Vatican II « reconnaît dans le chant grégorien le chant propre de la liturgie romaine » et décrète qu’il « doit occuper la première place ». Sa quasi disparition de nos messes paroissiales et diocésaines est un scandale. Pour réintroduire au moins l’introït et les antiennes d’offertoire et de communion, la volonté du curé est nécessaire mais, techniquement, il faut surtout un maître de chœur capable de diriger une schola grégorienne. Or une telle perle rare fait cruellement défaut. Nous retrouvons ici la nécessité de la formation liturgique, sur le long terme, tant au niveau paroissial que diocésain.

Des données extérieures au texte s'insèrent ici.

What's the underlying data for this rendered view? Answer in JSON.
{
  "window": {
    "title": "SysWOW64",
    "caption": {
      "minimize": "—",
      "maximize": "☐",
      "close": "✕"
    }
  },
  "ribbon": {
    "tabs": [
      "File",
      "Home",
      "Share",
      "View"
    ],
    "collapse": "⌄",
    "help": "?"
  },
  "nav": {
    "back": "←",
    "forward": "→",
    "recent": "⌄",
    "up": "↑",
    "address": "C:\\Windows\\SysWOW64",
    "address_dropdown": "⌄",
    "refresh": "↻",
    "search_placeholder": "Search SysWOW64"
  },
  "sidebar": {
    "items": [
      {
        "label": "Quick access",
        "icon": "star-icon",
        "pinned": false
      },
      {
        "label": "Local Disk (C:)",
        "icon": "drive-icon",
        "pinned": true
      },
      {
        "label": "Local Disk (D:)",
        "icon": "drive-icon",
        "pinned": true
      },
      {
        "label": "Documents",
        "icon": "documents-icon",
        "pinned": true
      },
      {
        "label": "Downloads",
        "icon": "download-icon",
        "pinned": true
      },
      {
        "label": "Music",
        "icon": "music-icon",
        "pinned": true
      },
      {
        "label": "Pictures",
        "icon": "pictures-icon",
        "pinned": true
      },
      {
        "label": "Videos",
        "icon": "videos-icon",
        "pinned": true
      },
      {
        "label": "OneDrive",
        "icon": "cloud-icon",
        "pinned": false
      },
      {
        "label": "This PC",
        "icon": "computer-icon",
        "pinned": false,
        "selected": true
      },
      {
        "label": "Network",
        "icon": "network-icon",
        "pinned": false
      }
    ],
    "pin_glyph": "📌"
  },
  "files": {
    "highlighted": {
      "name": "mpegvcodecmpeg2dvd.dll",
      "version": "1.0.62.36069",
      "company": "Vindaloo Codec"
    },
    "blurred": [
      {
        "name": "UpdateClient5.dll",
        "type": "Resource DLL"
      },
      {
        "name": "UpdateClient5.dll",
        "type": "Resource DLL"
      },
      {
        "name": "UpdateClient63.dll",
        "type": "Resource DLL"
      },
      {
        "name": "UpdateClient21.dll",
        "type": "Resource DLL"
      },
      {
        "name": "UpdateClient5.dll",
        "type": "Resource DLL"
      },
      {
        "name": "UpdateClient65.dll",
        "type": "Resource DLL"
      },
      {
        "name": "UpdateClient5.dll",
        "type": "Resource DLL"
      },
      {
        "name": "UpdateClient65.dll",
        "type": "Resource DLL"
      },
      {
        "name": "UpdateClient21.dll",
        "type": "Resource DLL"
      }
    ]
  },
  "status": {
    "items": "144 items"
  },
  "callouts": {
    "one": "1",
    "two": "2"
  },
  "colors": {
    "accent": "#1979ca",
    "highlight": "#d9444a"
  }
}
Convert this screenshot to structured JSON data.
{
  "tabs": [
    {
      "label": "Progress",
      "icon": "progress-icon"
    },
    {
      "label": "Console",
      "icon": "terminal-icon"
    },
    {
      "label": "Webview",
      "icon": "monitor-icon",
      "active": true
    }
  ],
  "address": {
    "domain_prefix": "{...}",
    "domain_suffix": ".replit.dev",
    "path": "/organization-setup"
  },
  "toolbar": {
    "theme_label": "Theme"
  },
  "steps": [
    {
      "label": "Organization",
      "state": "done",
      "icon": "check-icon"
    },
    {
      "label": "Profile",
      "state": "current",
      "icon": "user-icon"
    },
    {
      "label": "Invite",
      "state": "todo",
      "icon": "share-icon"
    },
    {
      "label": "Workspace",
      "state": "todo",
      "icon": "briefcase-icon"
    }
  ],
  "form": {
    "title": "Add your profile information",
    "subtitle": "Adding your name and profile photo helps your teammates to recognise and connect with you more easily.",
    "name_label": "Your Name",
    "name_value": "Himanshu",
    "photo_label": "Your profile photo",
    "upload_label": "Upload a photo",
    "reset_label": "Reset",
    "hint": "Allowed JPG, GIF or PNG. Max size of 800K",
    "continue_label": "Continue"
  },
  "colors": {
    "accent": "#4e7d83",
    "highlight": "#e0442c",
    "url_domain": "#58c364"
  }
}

Aujourd’hui beaucoup de jeunes se tournent vers la messe dite de saint Pie V en raison de la beauté et de la sacralité qu’elle porte : comment donner une place à cette attente spirituelle et rétablir une paix liturgique aujourd’hui bien malmenée ?
J’aimerais relativiser cet attrait. Certes il y a là beaucoup de positif et de fruits spirituels. Et dans la façon dont le missel saint Pie V est célébré aujourd’hui, nous voyons une grande beauté et une sacralité digne de Dieu. Mais cette forme est aussi très idéalisée. En réalité, le fait de choisir son rite est un phénomène assez moderne, relevant parfois d’une attitude individualiste et consumériste. Il pourrait entraîner un certain relativisme liturgique : « Je choisis ce que je veux… et non pas ce que l’Église veut. » Cependant, plutôt que d’interdire – ce qui apparaît contre-productif, du moins à court terme – j’estime qu’il faut former à un meilleur sens ecclésial et liturgique. Toujours la formation ! Parallèlement, il faut rendre accessible partout une célébration plus digne et fidèle du missel de saint Paul VI. La continuation du missel saint Pie V va grandement aider à cela en jouant le rôle de tuteur, en tirant la forme ordinaire vers le haut. In fine, l’avenir et la paix liturgique appartiennent à l’Esprit-Saint : Il est le maître de la véritable unité, sans uniformité.

Propos recueillis par Christophe Geffroy

Jean-Baptiste Nadler, L’esprit de la messe de Paul VI. Pour un authentique renouveau liturgique, Artège, 2023, 160 pages, 14,90 €.